The Scrum process puts everyone on the team in the same position—Developer, doing what is necessary for the team to achieve its goal. I am guessing that in most teams, unlike pure Scrum, there is natural alignment or gravitation—each team member plays a more specialized role more often than not, like Analyst, Developer, or Tester. In my company, these are HR roles, and they are each represented on every team. Analysts write the user stories, Developers write the code, and Testers ensure quality control. I think this alignment, combined with how we portray an end-to-end Sprint on the Kanban board, encourages the team to build processes that look more Waterfall than Agile.
Step by step processes
When Kanban boards get specific, they might get prescriptive. Think about the story card wall or Kanban boards your team uses. What are the columns labeled? This can be very simple, like Backlog, In Progress, and Done; or it can be very specific, to list every step:
- In Analysis
- Ready for Development
- In Development
- Ready for Testing
- In Testing
- Ready for Product Owner Sign Off/UAT
When our backlog wall more closely resembles the steps in a process model and our team is comprised of specific HR roles that match the Kanban board, the team will naturally follow that process. Just look at what is described above—it appears like you have to complete your step, and it has to be 100% complete, prior to starting the next step; only those with the appropriate title can work on each step. There are even holding patterns, like Ready for Development, or Ready for Test to push work to the next group.
Waterfall inside a Sprint is not agile, and predictability is not quality
Performing each step, ensuring that it is complete prior to starting the next step, is Waterfall. Doing this over and over to build up the software product is iterative Waterfall.

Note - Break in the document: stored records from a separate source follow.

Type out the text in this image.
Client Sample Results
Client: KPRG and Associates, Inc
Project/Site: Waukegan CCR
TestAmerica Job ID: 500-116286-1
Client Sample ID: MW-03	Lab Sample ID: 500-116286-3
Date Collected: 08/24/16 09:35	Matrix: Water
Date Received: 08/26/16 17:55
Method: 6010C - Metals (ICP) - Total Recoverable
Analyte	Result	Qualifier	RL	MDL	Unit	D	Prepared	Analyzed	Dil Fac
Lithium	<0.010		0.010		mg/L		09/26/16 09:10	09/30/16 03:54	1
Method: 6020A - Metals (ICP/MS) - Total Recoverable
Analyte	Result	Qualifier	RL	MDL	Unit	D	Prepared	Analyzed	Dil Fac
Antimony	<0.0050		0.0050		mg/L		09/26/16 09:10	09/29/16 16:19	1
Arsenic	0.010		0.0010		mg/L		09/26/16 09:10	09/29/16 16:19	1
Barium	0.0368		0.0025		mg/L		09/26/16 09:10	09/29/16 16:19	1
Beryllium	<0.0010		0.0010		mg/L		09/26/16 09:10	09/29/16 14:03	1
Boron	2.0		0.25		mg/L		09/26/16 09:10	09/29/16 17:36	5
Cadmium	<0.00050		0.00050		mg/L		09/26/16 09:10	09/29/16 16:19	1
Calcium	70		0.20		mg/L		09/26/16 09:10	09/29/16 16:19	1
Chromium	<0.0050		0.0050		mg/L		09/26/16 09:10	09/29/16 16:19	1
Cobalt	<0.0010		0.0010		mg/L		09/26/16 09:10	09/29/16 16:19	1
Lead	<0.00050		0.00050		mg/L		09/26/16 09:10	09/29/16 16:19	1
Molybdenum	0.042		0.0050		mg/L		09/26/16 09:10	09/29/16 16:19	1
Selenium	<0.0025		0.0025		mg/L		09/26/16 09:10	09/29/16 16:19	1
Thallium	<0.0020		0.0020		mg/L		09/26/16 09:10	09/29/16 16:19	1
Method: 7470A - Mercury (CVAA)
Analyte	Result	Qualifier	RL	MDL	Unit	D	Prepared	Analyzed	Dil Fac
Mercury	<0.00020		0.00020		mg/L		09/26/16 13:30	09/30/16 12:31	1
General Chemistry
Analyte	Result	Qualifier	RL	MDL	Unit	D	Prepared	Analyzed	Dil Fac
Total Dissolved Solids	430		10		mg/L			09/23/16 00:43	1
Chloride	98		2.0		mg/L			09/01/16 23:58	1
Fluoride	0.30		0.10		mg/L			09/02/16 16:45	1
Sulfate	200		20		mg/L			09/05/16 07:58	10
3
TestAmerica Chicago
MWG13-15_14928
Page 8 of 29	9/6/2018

In my company, and on my team, we encourage teams to have a complete and ready-to-play story card backlog of two full Sprints (based on the team’s velocity). I think we do this for two reasons: first, our company predominantly followed a Waterfall software development pattern until very recently—our in-house methodology started this way as well; its comfortable and allows us to reduce perceived schedule risk. Second, and more importantly, we are looking for predictability. As managers, we want to ensure that our teams will meet their commitments, and if we can take the analysis step out of the Sprint and make sure it is complete before we start, then that is one out of three steps in the process that we don’t have to worry about. Now our Sprint estimates will be more accurate, Sprint Planning Meetings go smoothly because all the information is already elaborated, and we can focus on helping Development and Testing get finished in each Sprint.
But here’s the problem—the more time between when a requirement was written, and when it is developed, increases the chances that it has changed. Couple that time lag with the idea that an analysis team that is two Sprints ahead of the development team, has fewer chances to engage the Developers and Testers in JAD and Three Amigos discussions on each user story. This lack of collaboration will yield stories that aren’t really owned by the team. User stories will more closely resemble extensive documentation, since they will have to carry the contents of what would have been collaboratively designed by the full team, for the length of time in the next two Sprints, before they are developed. If the team collaborates, the user stories can be lighter and more efficient, and the combined knowledge of the team will prevail over a fully documented solution.
Just in time analysis, and collaboration with the whole team
I think we need to start moving in the other direction. Let’s get away from having analyzed and complete user stories prior to the Sprint. We should collaborate more, and build the product together, as a team valuing collaboration over contract negotiation. Developers shouldn’t be in the role of order-followers, they should be included in writing the user stories.
We should be comfortable blending the story card wall columns, and letting the work overlap each step. Analysts should feel comfortable to include Developers and Testers, with the Product Owner, in the conversation to complete the user story, including each group’s unique perspective, domain knowledge, and experience. Developers and Testers should be pairing, writing failing test scripts together prior to development, and running the automated test scripts as soon as code is complete. We should be utilizing strategies like Three Amigos and JAD-styled discussions to build collaboration into our team process.
Some analysis may be required up front
Just like you wouldn’t start building a house without a plan, you wouldn’t want to build software without design. I am fully supportive of architecture, design, and analysis prior to engaging an agile team to developing the software product. Overall scope understanding, so you can engage other teams, properly understand the work, estimate, and plan, are crucial in an enterprise environment. Having an overview of the solution, and knowing each detail in each feature are very different discussions. We want to take the uncertainty out of the solution, but wait to fill in the details when we are about to develop the code.
Let’s be Agile and collaborate as a team, rather than breaking our work into rigid steps that must be followed one-by-one. As Analysts, we should be collaborating with the team on each story, not way out in front specifying exactly what should be developed.